Солнце садилось. На востоке уже взошла луна.

— Понимаете ли, — сказал Человек в картинках, — они предсказывают будущее.

Я молчал.

— Днём, при свете, еще ничего, — продолжал он. — Я могу показываться в балагане. А вот ночью… все картинки двигаются. Они меняются.

Должно быть, я невольно улыбнулся.

— И давно вы так разрисованы?

— В тысяча девятисотом, когда мне было двадцать лет, я работал в бродячем цирке и сломал ногу. Ну и вышел из строя, а надо ж было что-то делать, я и решил — пускай меня татуируют.

— Кто же вас татуировал? Куда девался этот мастер?

— Она вернулась, в будущее, — был ответ. — Я не шучу. Это была старуха, она жила в штате Висконсин, где-то тут неподалеку был ее домишко. Этакая колдунья, то дашь ей тысячу лет, а через минуту поглядишь — лет двадцать, не больше, но она мне сказала, что умеет путешествовать во времени. Я тогда захохотал. Теперь-то мне не до смеха.
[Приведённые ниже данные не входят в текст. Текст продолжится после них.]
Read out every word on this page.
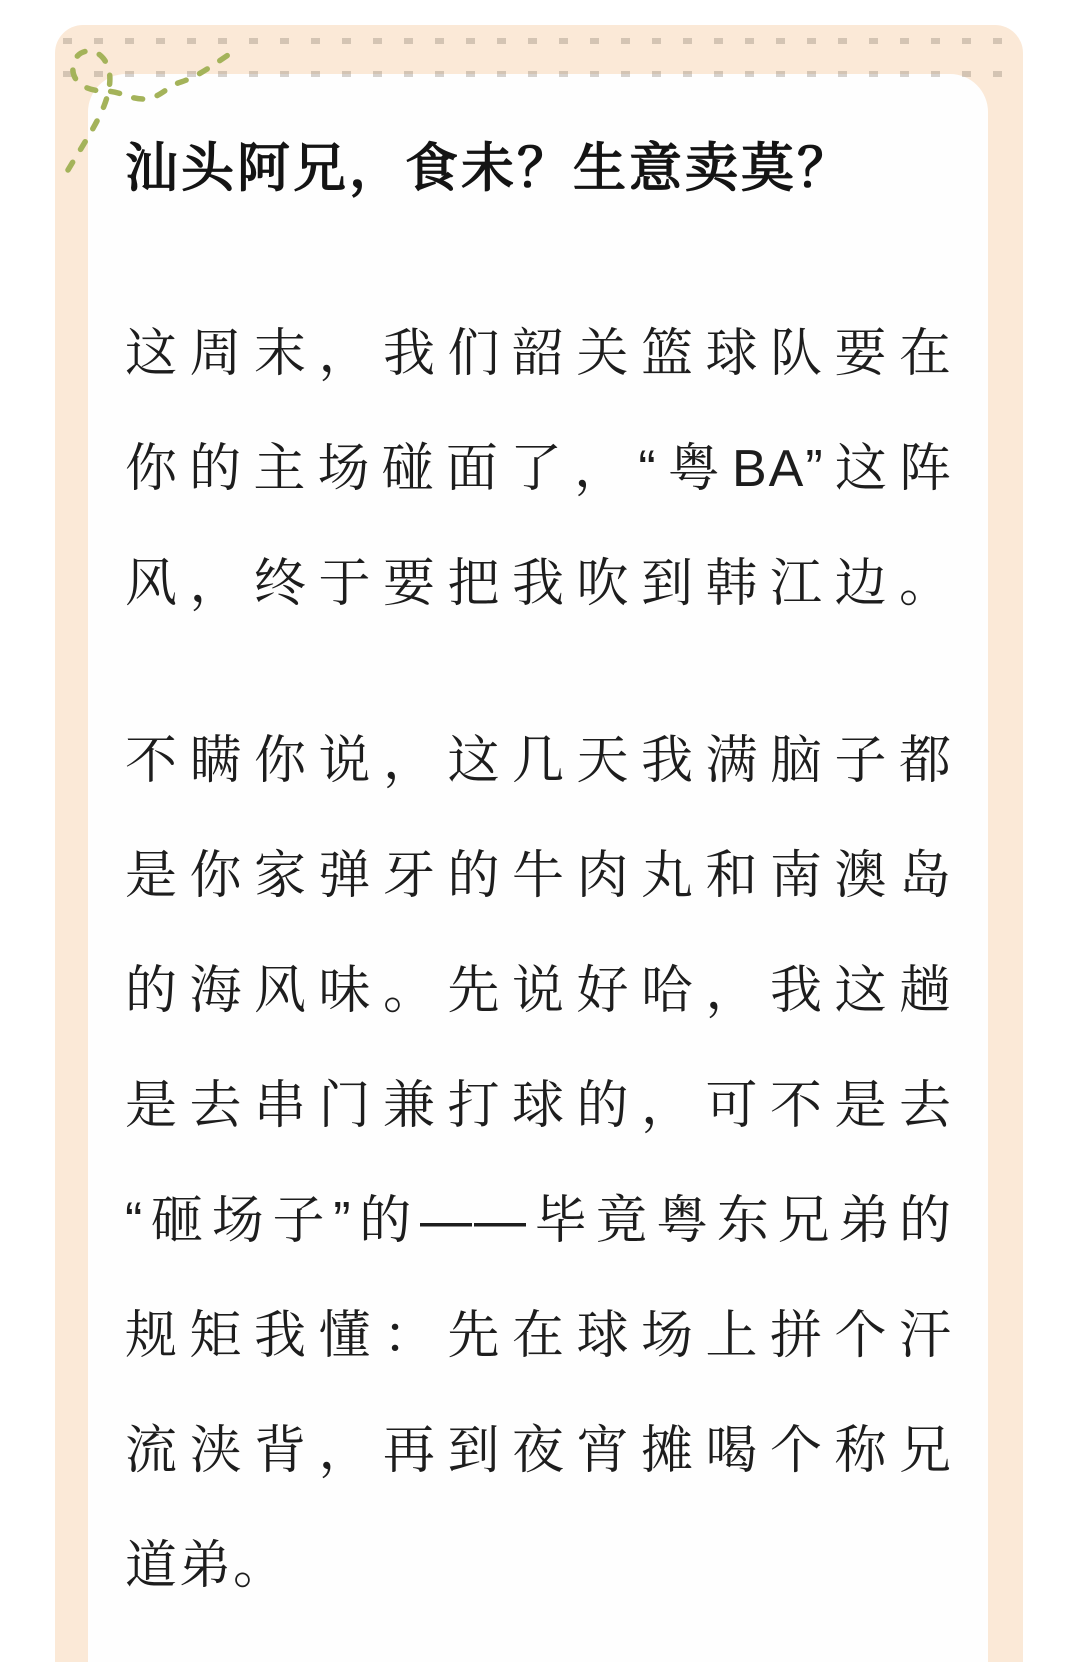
汕头阿兄，食未？生意卖莫？
这周末，我们韶关篮球队要在
你的主场碰面了，“粤BA”这阵
风，终于要把我吹到韩江边。
不瞒你说，这几天我满脑子都
是你家弹牙的牛肉丸和南澳岛
的海风味。先说好哈，我这趟
是去串门兼打球的，可不是去
“砸场子”的——毕竟粤东兄弟的
规矩我懂：先在球场上拼个汗
流浃背，再到夜宵摊喝个称兄
道弟。
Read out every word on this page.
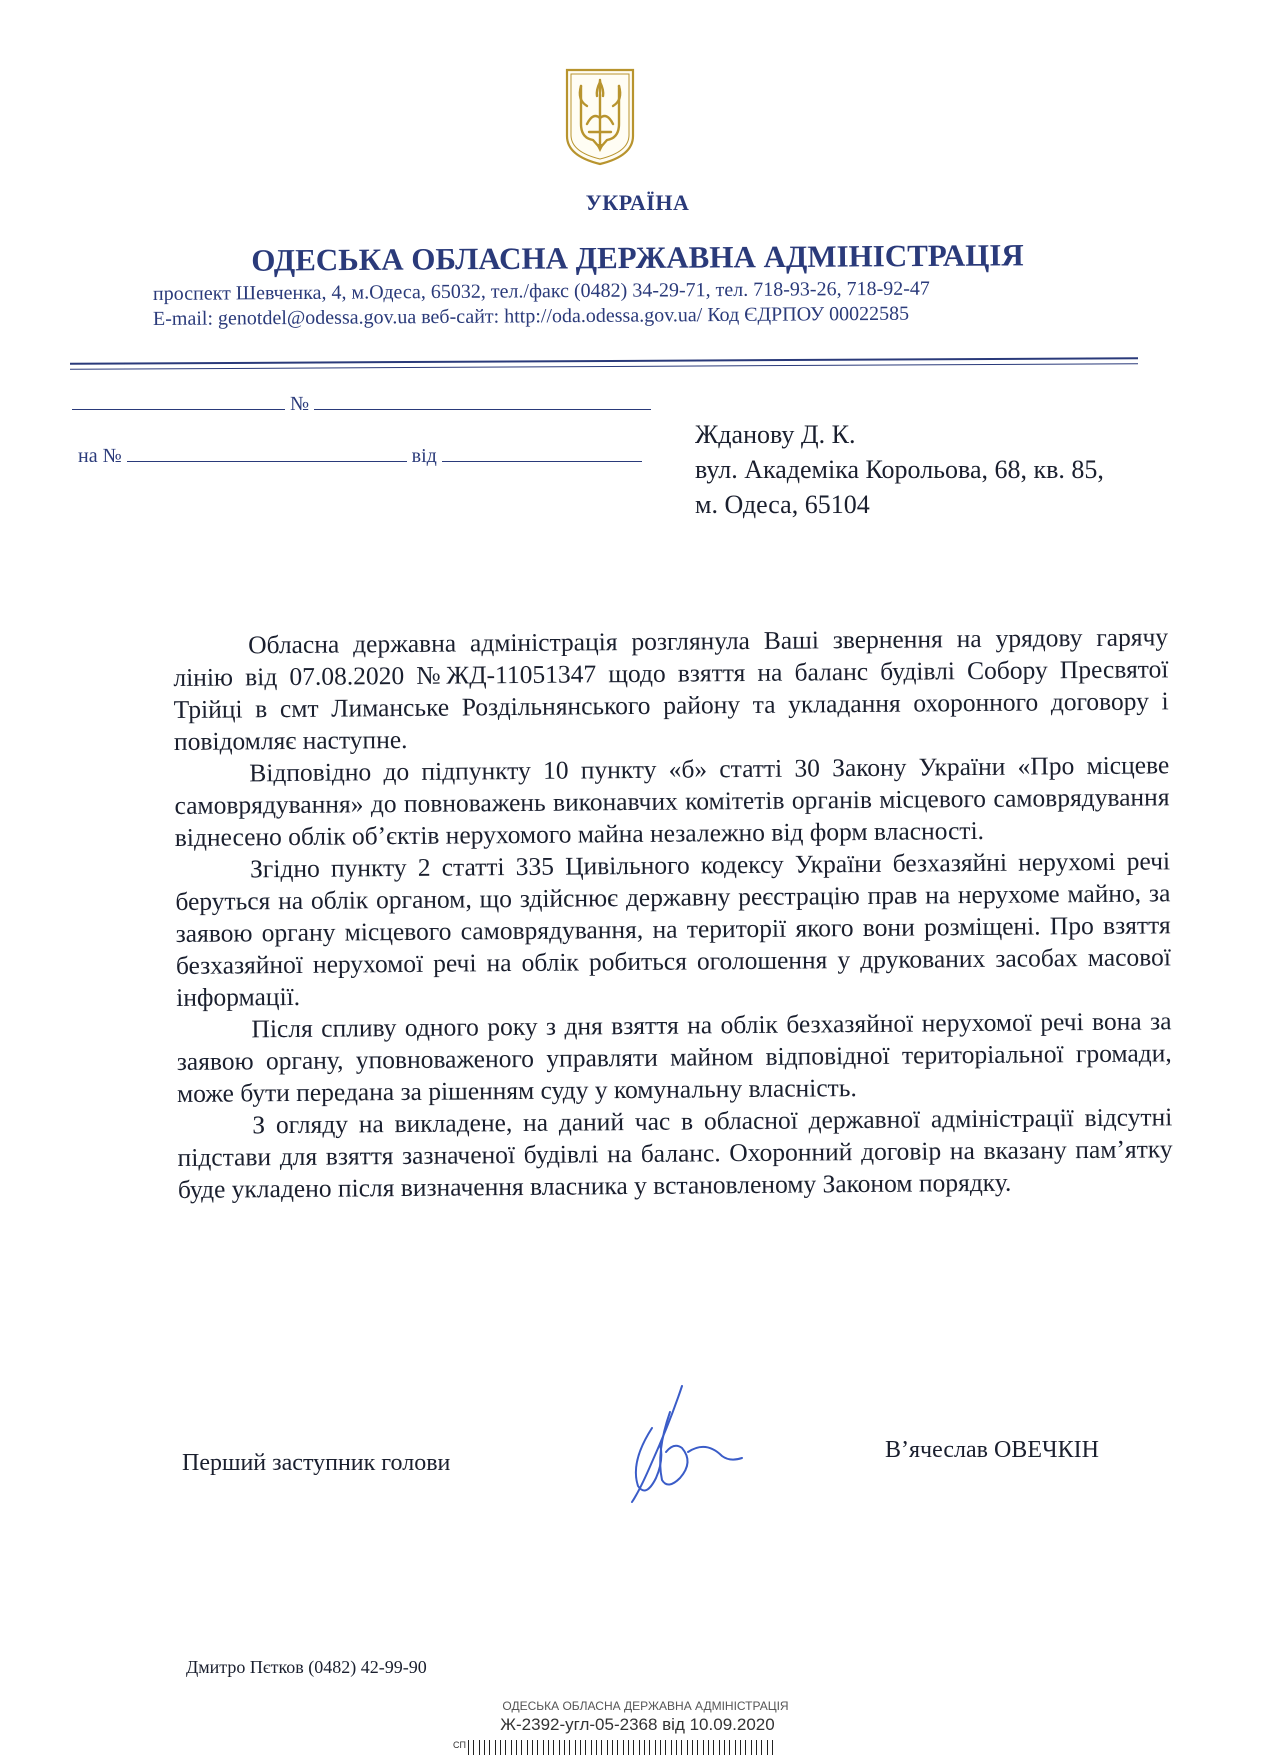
УКРАЇНА
ОДЕСЬКА ОБЛАСНА ДЕРЖАВНА АДМІНІСТРАЦІЯ
проспект Шевченка, 4, м.Одеса, 65032, тел./факс (0482) 34-29-71, тел. 718-93-26, 718-92-47
E-mail: genotdel@odessa.gov.ua веб-сайт: http://oda.odessa.gov.ua/ Код ЄДРПОУ 00022585
№
на №	від
Жданову Д. К.
вул. Академіка Корольова, 68, кв. 85,
м. Одеса, 65104

Обласна державна адміністрація розглянула Ваші звернення на урядову гарячу лінію від 07.08.2020 №ЖД-11051347 щодо взяття на баланс будівлі Собору Пресвятої Трійці в смт Лиманське Роздільнянського району та укладання охоронного договору і повідомляє наступне.

Відповідно до підпункту 10 пункту «б» статті 30 Закону України «Про місцеве самоврядування» до повноважень виконавчих комітетів органів місцевого самоврядування віднесено облік об’єктів нерухомого майна незалежно від форм власності.

Згідно пункту 2 статті 335 Цивільного кодексу України безхазяйні нерухомі речі беруться на облік органом, що здійснює державну реєстрацію прав на нерухоме майно, за заявою органу місцевого самоврядування, на території якого вони розміщені. Про взяття безхазяйної нерухомої речі на облік робиться оголошення у друкованих засобах масової інформації.

Після спливу одного року з дня взяття на облік безхазяйної нерухомої речі вона за заявою органу, уповноваженого управляти майном відповідної територіальної громади, може бути передана за рішенням суду у комунальну власність.

З огляду на викладене, на даний час в обласної державної адміністрації відсутні підстави для взяття зазначеної будівлі на баланс. Охоронний договір на вказану пам’ятку буде укладено після визначення власника у встановленому Законом порядку.

Перший заступник голови	В’ячеслав ОВЕЧКІН
Дмитро Пєтков (0482) 42-99-90
ОДЕСЬКА ОБЛАСНА ДЕРЖАВНА АДМІНІСТРАЦІЯ
Ж-2392-угл-05-2368 від 10.09.2020
СП
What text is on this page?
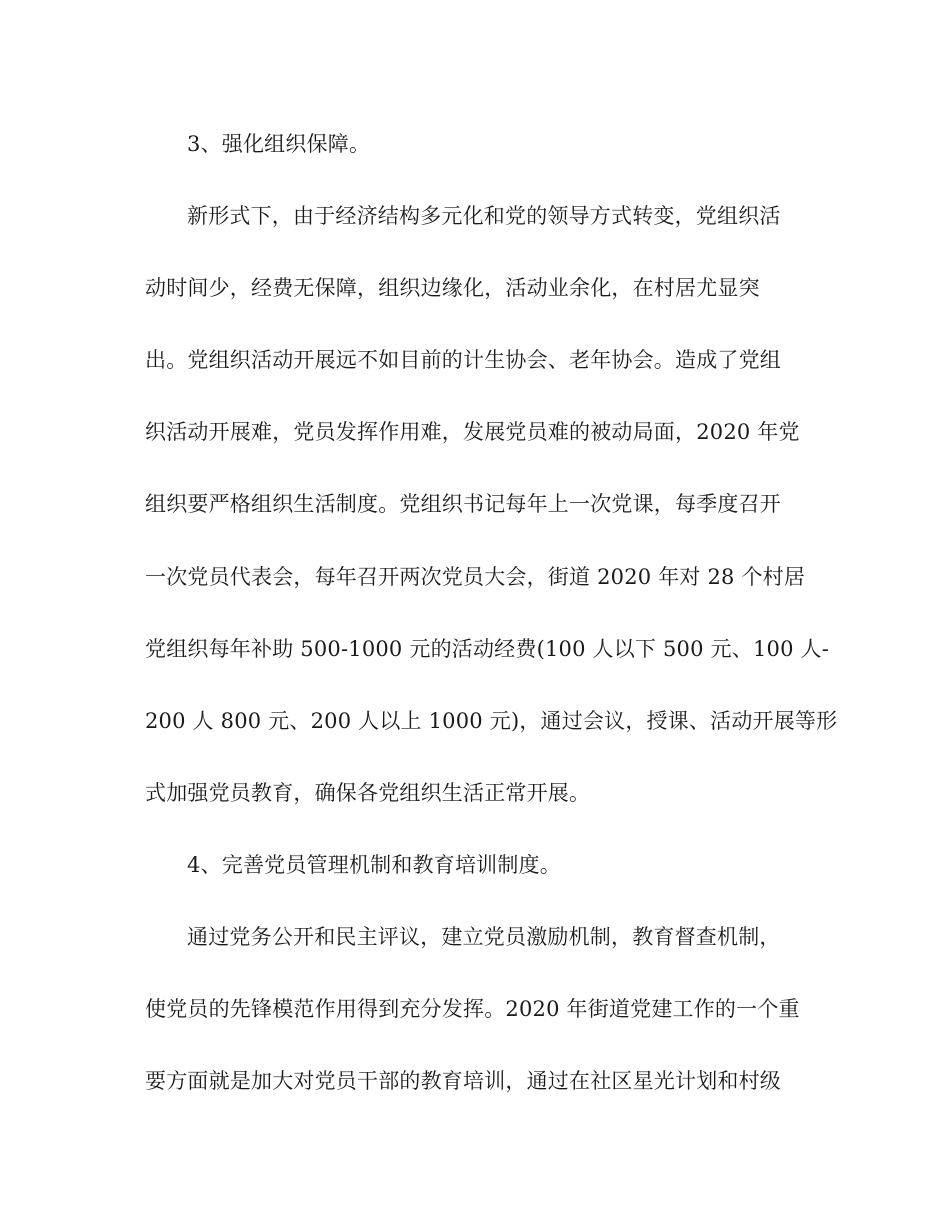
3、强化组织保障。
新形式下，由于经济结构多元化和党的领导方式转变，党组织活
动时间少，经费无保障，组织边缘化，活动业余化，在村居尤显突
出。党组织活动开展远不如目前的计生协会、老年协会。造成了党组
织活动开展难，党员发挥作用难，发展党员难的被动局面，2020 年党
组织要严格组织生活制度。党组织书记每年上一次党课，每季度召开
一次党员代表会，每年召开两次党员大会，街道 2020 年对 28 个村居
党组织每年补助 500-1000 元的活动经费(100 人以下 500 元、100 人-
200 人 800 元、200 人以上 1000 元)，通过会议，授课、活动开展等形
式加强党员教育，确保各党组织生活正常开展。
4、完善党员管理机制和教育培训制度。
通过党务公开和民主评议，建立党员激励机制，教育督查机制，
使党员的先锋模范作用得到充分发挥。2020 年街道党建工作的一个重
要方面就是加大对党员干部的教育培训，通过在社区星光计划和村级
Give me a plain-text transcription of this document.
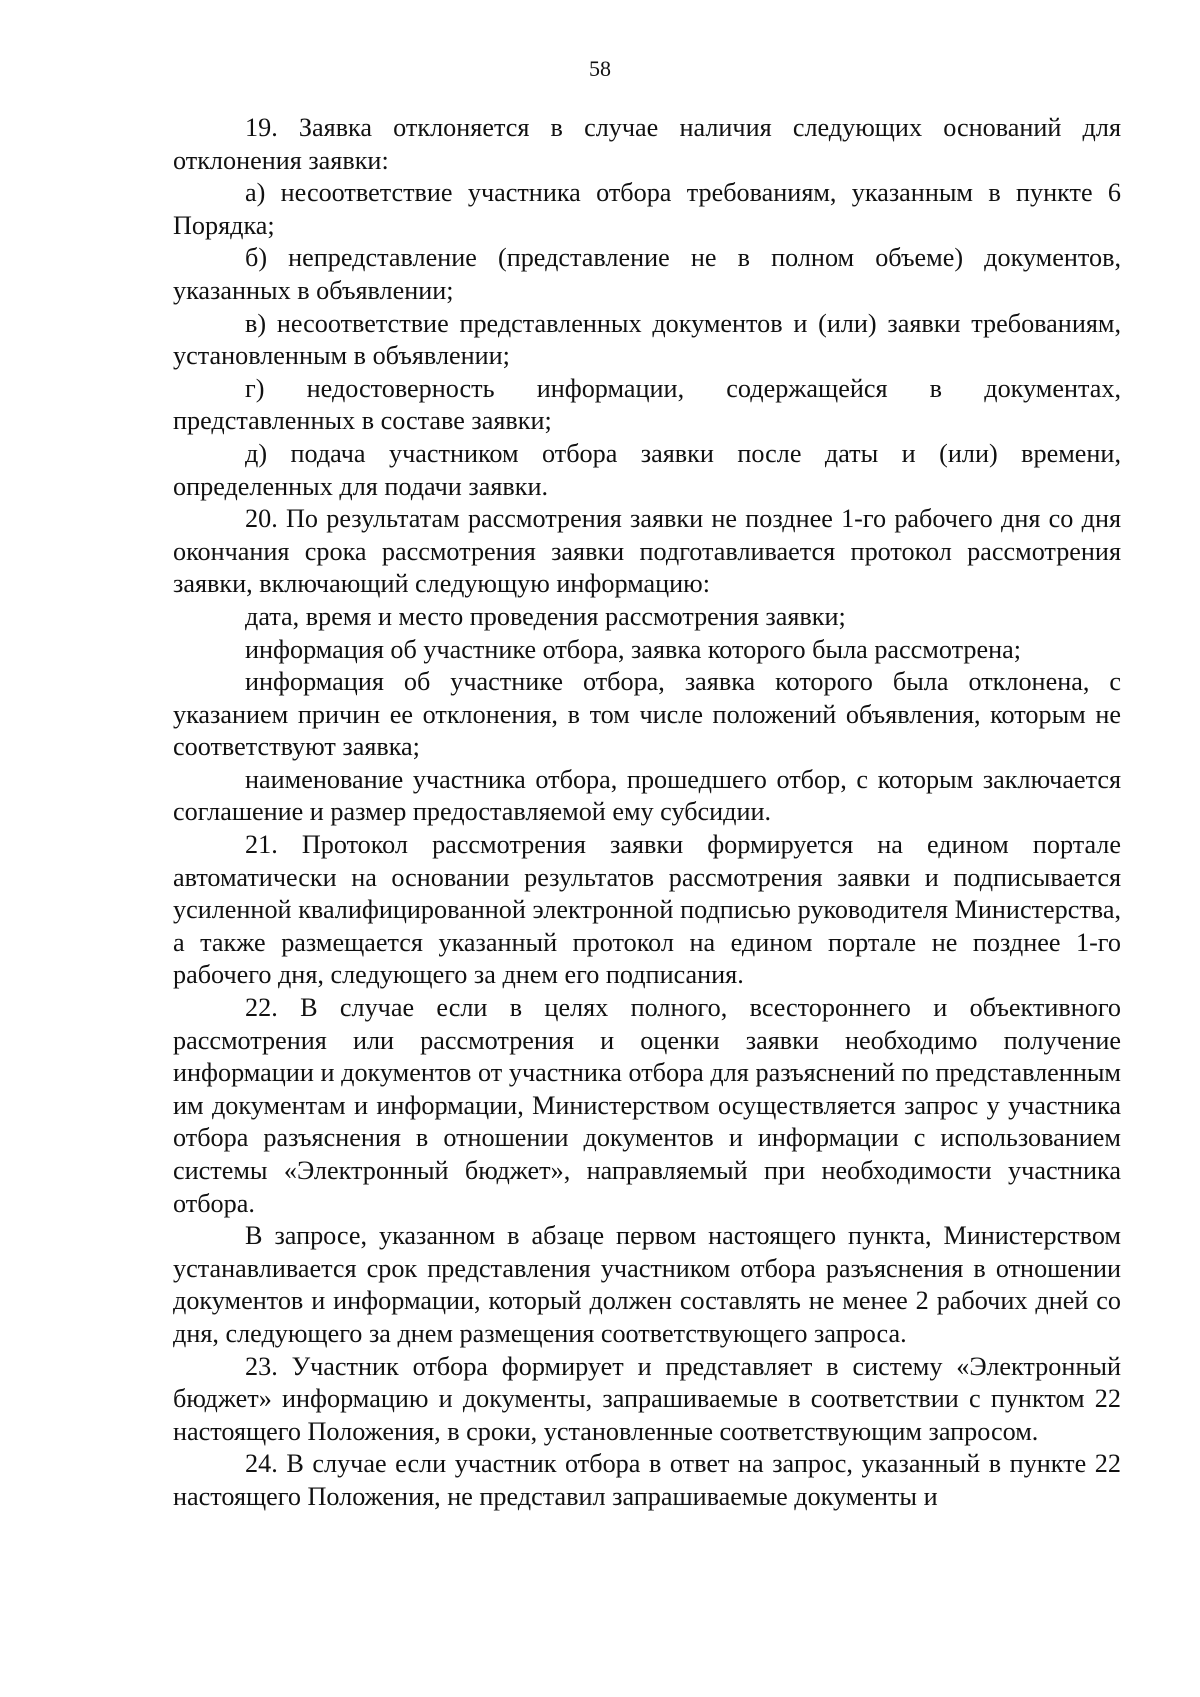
58

19. Заявка отклоняется в случае наличия следующих оснований для отклонения заявки:

а) несоответствие участника отбора требованиям, указанным в пункте 6 Порядка;

б) непредставление (представление не в полном объеме) документов, указанных в объявлении;

в) несоответствие представленных документов и (или) заявки требованиям, установленным в объявлении;

г) недостоверность информации, содержащейся в документах, представленных в составе заявки;

д) подача участником отбора заявки после даты и (или) времени, определенных для подачи заявки.

20. По результатам рассмотрения заявки не позднее 1-го рабочего дня со дня окончания срока рассмотрения заявки подготавливается протокол рассмотрения заявки, включающий следующую информацию:

дата, время и место проведения рассмотрения заявки;

информация об участнике отбора, заявка которого была рассмотрена;

информация об участнике отбора, заявка которого была отклонена, с указанием причин ее отклонения, в том числе положений объявления, которым не соответствуют заявка;

наименование участника отбора, прошедшего отбор, с которым заключается соглашение и размер предоставляемой ему субсидии.

21. Протокол рассмотрения заявки формируется на едином портале автоматически на основании результатов рассмотрения заявки и подписывается усиленной квалифицированной электронной подписью руководителя Министерства, а также размещается указанный протокол на едином портале не позднее 1-го рабочего дня, следующего за днем его подписания.

22. В случае если в целях полного, всестороннего и объективного рассмотрения или рассмотрения и оценки заявки необходимо получение информации и документов от участника отбора для разъяснений по представленным им документам и информации, Министерством осуществляется запрос у участника отбора разъяснения в отношении документов и информации с использованием системы «Электронный бюджет», направляемый при необходимости участника отбора.

В запросе, указанном в абзаце первом настоящего пункта, Министерством устанавливается срок представления участником отбора разъяснения в отношении документов и информации, который должен составлять не менее 2 рабочих дней со дня, следующего за днем размещения соответствующего запроса.

23. Участник отбора формирует и представляет в систему «Электронный бюджет» информацию и документы, запрашиваемые в соответствии с пунктом 22 настоящего Положения, в сроки, установленные соответствующим запросом.

24. В случае если участник отбора в ответ на запрос, указанный в пункте 22 настоящего Положения, не представил запрашиваемые документы и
— Как же вы с ней познакомились?

И он рассказал мне, как это было. Он увидел у дороги раскрашенную вывеску: РОСПИСЬ НА КОЖЕ! Не татуировка, а роспись! Настоящее искусство! И всю ночь напролёт он сидел и чувствовал, как ее волшебные иглы колют и жалят его, точно осы и осторожные пчелы. А наутро он стал весь такой цветистый и узорчатый, словно его пропустили через типографский пресс, печатающий рисунки в двадцать красок.

— Вот уже полвека я каждое лето её ищу, — сказал он и потряс кулаком. — А как отыщу — убью.

Солнце зашло. Сияли первые звезды, светились под луной травы и пшеница в полях. А картинки на странном человеке все еще горели в сумраке, точно раскаленные уголья, точно разбросанные пригоршни рубинов и изумрудов, и там были краски Pyo, и краски Пикассо, и удлиненные плоские тела Эль Греко.

— Ну вот, и когда мои картинки начинают шевелиться, люди меня выгоняют. Им не по вкусу, когда на картинках творятся всякие страсти. Каждая картинка — повесть. Посмотрите несколько минут — и она вам что-то расскажет. А если три часа будете смотреть, увидите штук двадцать разных историй, они прямо на мне разыгрываются, вы и голоса услышите, и разные думы передумаете. Вот оно всё тут, только и ждёт, чтоб вы смотрели. А главное, есть на мне одно такое место. — Он повернулся спиной. — Видите? Там у меня на правой лопатке ничего определенного не нарисовано, просто каша какая-то.

— Вижу.

— Стоит мне побыть рядом с человеком немножко подольше, и это место вроде как затуманивается и на нем появляется картинка. Если рядом женщина, через час у меня на спине появляется ее изображение и видна вся ее жизнь — как она будет жить дальше, как помрет, какая она будет в шестьдесят лет. А если это мужчина, за час у меня на спине появится его изображение: как он свалится с обрыва или поездом его переедет. И опять меня гонят в три шеи.